By Camila Molina
The News & Observer (Raleigh, N.C.)
WWR Article Summary (tl;dr) After talking to one of Nurx’s licensed doctors, either by its messaging feature or by phone, teens and women can get birth control shipped to their homes, via a new app called “Nurx”.
Whether it’s a 30-year-old woman who has no time for doctor’s visits, or an embarrassed teen who doesn’t want to tell her parents she wants to use birth control, Nurx brings the doctor’s visit to their palms and eliminates a trip to the pharmacy.
Nurx is a startup focused on making birth control more accessible through an app, according to a company statement.
After talking to one of Nurx’s licensed doctors, either by its messaging feature or by phone, teens and women can get birth control shipped to their homes, according to Nurx’s website. It automatically refills the prescription about every three months.
Users must answer a few medical questions and upload identification before getting a prescription. User information remains confidential, according to its website, and Nurx encrypts users’ conversations and transactions.

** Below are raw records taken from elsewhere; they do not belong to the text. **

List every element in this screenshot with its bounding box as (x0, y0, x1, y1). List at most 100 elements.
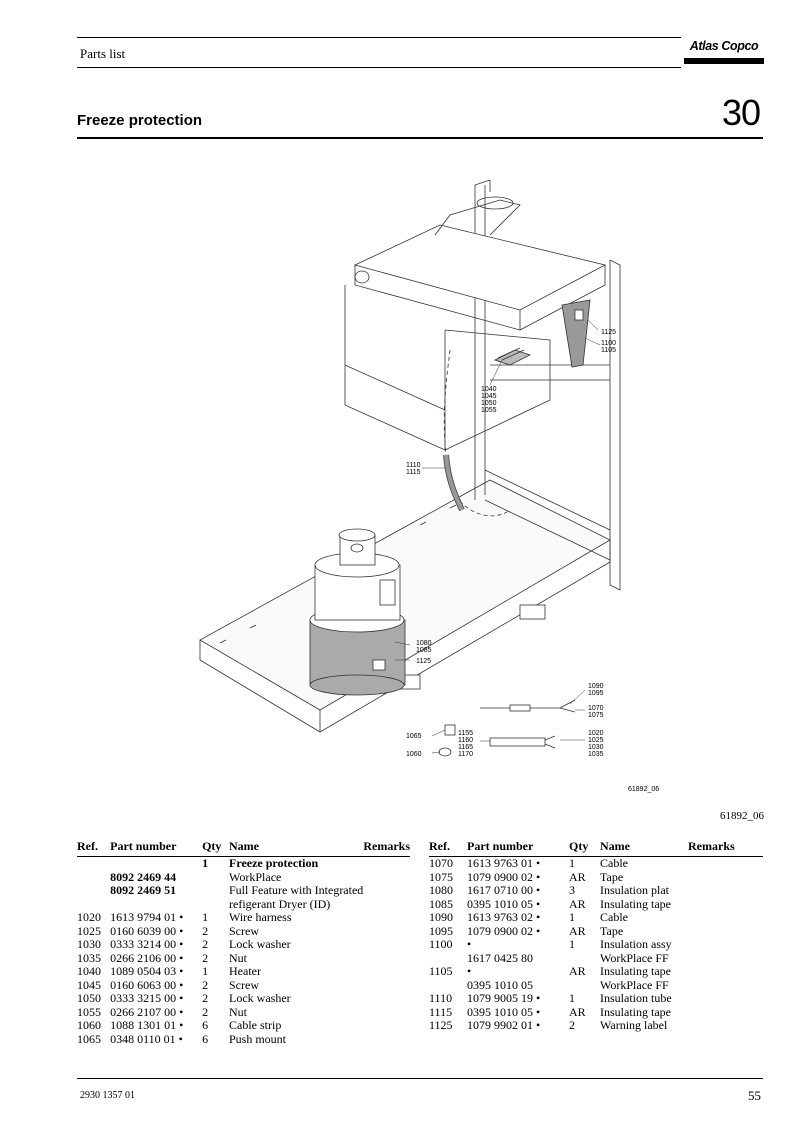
logo-text: Atlas Copco (689, 39, 759, 53)
cell-remarks (363, 979, 410, 993)
callout-1070: 1070 (588, 705, 604, 712)
cell-qty (202, 898, 229, 912)
cell-part-number: 8092 2469 44 (110, 869, 177, 884)
cell-part-number: 1613 9763 01 • (467, 856, 541, 870)
section-number: 30 (722, 92, 761, 133)
table-header-row: Ref. Part number Qty Name Remarks (77, 839, 410, 857)
cell-name: Insulating tape (600, 896, 671, 911)
cell-name: Cable (600, 910, 628, 924)
cell-ref: 1115 (429, 1004, 453, 1019)
cell-part-number: 0395 1010 05 (467, 977, 533, 992)
cell-remarks (363, 938, 410, 952)
cell-part-number: 1617 0710 00 • (467, 883, 541, 897)
cell-name: Lock washer (229, 937, 291, 951)
cell-ref: 1095 (429, 923, 453, 938)
cell-qty: 1 (569, 991, 575, 1005)
cell-qty: 3 (569, 883, 575, 897)
col-part-number-header: Part number (110, 839, 177, 853)
cell-qty: 6 (202, 1018, 209, 1032)
leader-lines (394, 319, 601, 754)
cell-remarks (688, 938, 763, 952)
cell-ref (77, 898, 110, 912)
cell-name: Tape (600, 923, 624, 938)
col-qty-header: Qty (202, 839, 222, 853)
cell-qty: 1 (569, 937, 575, 951)
cell-qty: 2 (202, 937, 209, 951)
cell-remarks (688, 857, 763, 871)
heater (493, 347, 532, 366)
cell-part-number: 1079 9902 01 • (467, 1018, 541, 1032)
cell-name: Full Feature with Integrated (229, 883, 364, 897)
cell-part-number: 0333 3215 00 • (110, 991, 184, 1005)
cell-name: WorkPlace FF (600, 950, 669, 965)
cell-part-number: • (467, 937, 472, 951)
callout-1045: 1045 (481, 393, 497, 400)
cell-qty: AR (569, 1004, 586, 1019)
cell-part-number: 1089 0504 03 • (110, 964, 184, 978)
cell-part-number (110, 857, 202, 871)
cell-remarks (688, 911, 763, 925)
col-part-number-header: Part number (467, 839, 534, 853)
cell-qty (569, 979, 600, 993)
dryer-box (344, 196, 607, 451)
cell-ref (77, 884, 110, 898)
cell-qty: 2 (202, 950, 209, 965)
cell-remarks (688, 965, 763, 979)
callout-1030: 1030 (588, 744, 604, 751)
callout-1055: 1055 (481, 407, 497, 414)
cell-part-number (110, 898, 202, 912)
cell-name: Nut (229, 950, 247, 965)
cell-qty (202, 871, 229, 885)
callout-1125b: 1125 (416, 658, 431, 665)
cell-ref: 1105 (429, 964, 453, 978)
cell-qty: 1 (202, 910, 209, 924)
cell-ref: 1070 (429, 856, 453, 870)
footer-rule (77, 1078, 763, 1079)
section-rule (77, 137, 763, 139)
cell-remarks (688, 952, 763, 966)
base-plate (199, 479, 611, 733)
cell-name: Tape (600, 869, 624, 884)
cell-name: Heater (229, 964, 261, 978)
cell-qty: 6 (202, 1031, 209, 1046)
cell-remarks (688, 898, 763, 912)
figure-reference: 61892_06 (720, 810, 764, 822)
cell-remarks (688, 871, 763, 885)
table-row: 8092 2469 51 Full Feature with Integrated (77, 883, 410, 898)
cell-remarks (688, 992, 763, 1006)
cell-ref: 1040 (77, 964, 101, 978)
cell-ref: 1020 (77, 910, 101, 924)
callout-1085: 1085 (416, 647, 432, 654)
cell-name: Warning label (600, 1018, 668, 1032)
callout-1160: 1160 (458, 737, 473, 744)
cell-qty: 1 (569, 856, 575, 870)
callout-1035: 1035 (588, 751, 604, 758)
cell-remarks (363, 925, 410, 939)
callout-1040: 1040 (481, 386, 497, 393)
callout-1115: 1115 (406, 469, 421, 476)
callout-1025: 1025 (588, 737, 604, 744)
cell-part-number: 8092 2469 51 (110, 883, 177, 897)
cell-name: Insulation assy (600, 937, 672, 951)
cell-name: refigerant Dryer (ID) (229, 896, 331, 911)
cell-ref: 1075 (429, 869, 453, 884)
cell-ref: 1050 (77, 991, 101, 1005)
cell-qty: 2 (202, 977, 209, 992)
cell-remarks (688, 979, 763, 993)
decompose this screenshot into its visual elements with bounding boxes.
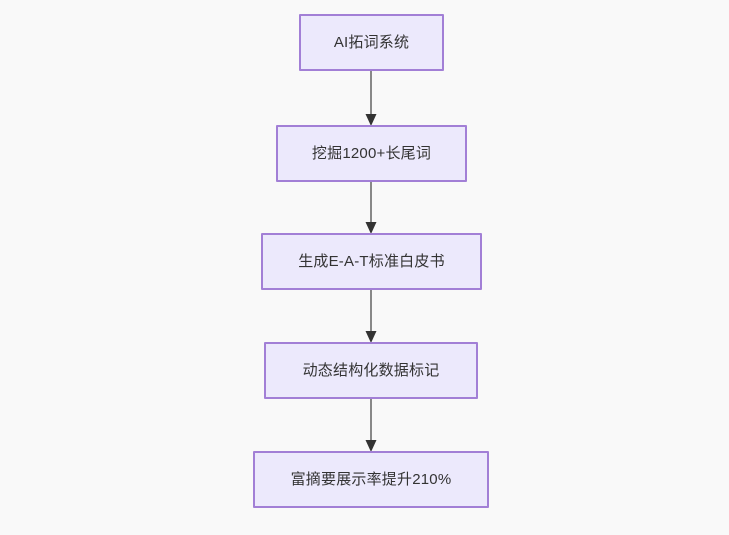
node-label: 富摘要展示率提升210% [290, 470, 452, 488]
edge-n1-n2 [365, 71, 377, 126]
flowchart-node-mine-longtail-keywords[interactable]: 挖掘1200+长尾词 [276, 125, 467, 182]
node-label: 挖掘1200+长尾词 [311, 144, 432, 162]
node-label: 生成E-A-T标准白皮书 [298, 252, 445, 270]
edge-n2-n3 [365, 182, 377, 234]
flowchart-node-dynamic-structured-data-markup[interactable]: 动态结构化数据标记 [264, 342, 478, 399]
flowchart-node-rich-snippet-uplift[interactable]: 富摘要展示率提升210% [253, 451, 489, 508]
node-label: AI拓词系统 [333, 33, 410, 51]
node-label: 动态结构化数据标记 [302, 361, 440, 379]
flowchart-node-ai-keyword-system[interactable]: AI拓词系统 [299, 14, 444, 71]
edge-n3-n4 [365, 290, 377, 343]
flowchart-node-generate-eat-whitepaper[interactable]: 生成E-A-T标准白皮书 [261, 233, 482, 290]
edge-n4-n5 [365, 399, 377, 452]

“In North Carolina, girls at any age can get birth control from a medical provider and without a parent’s permission, yet many do not get a prescription for fear of their parents finding out,” Nurx said in its statement.
“This birth control app makes it easy for teenagers to get birth control without their parents finding out.”
Nurx lets users choose from several types of birth control, offering it through a combination pill, a progestin-only pill, a ring, a patch or emergency contraception. The cost of birth control can be as low as $15 for users without health insurance, while those with health insurance can get the birth control for free or pay only the co-payment.
“The greater goal is to improve access to patients but also to improve the efficiency of our health care system,” Jessica Knox, the Nurx medical director, told ABC 11.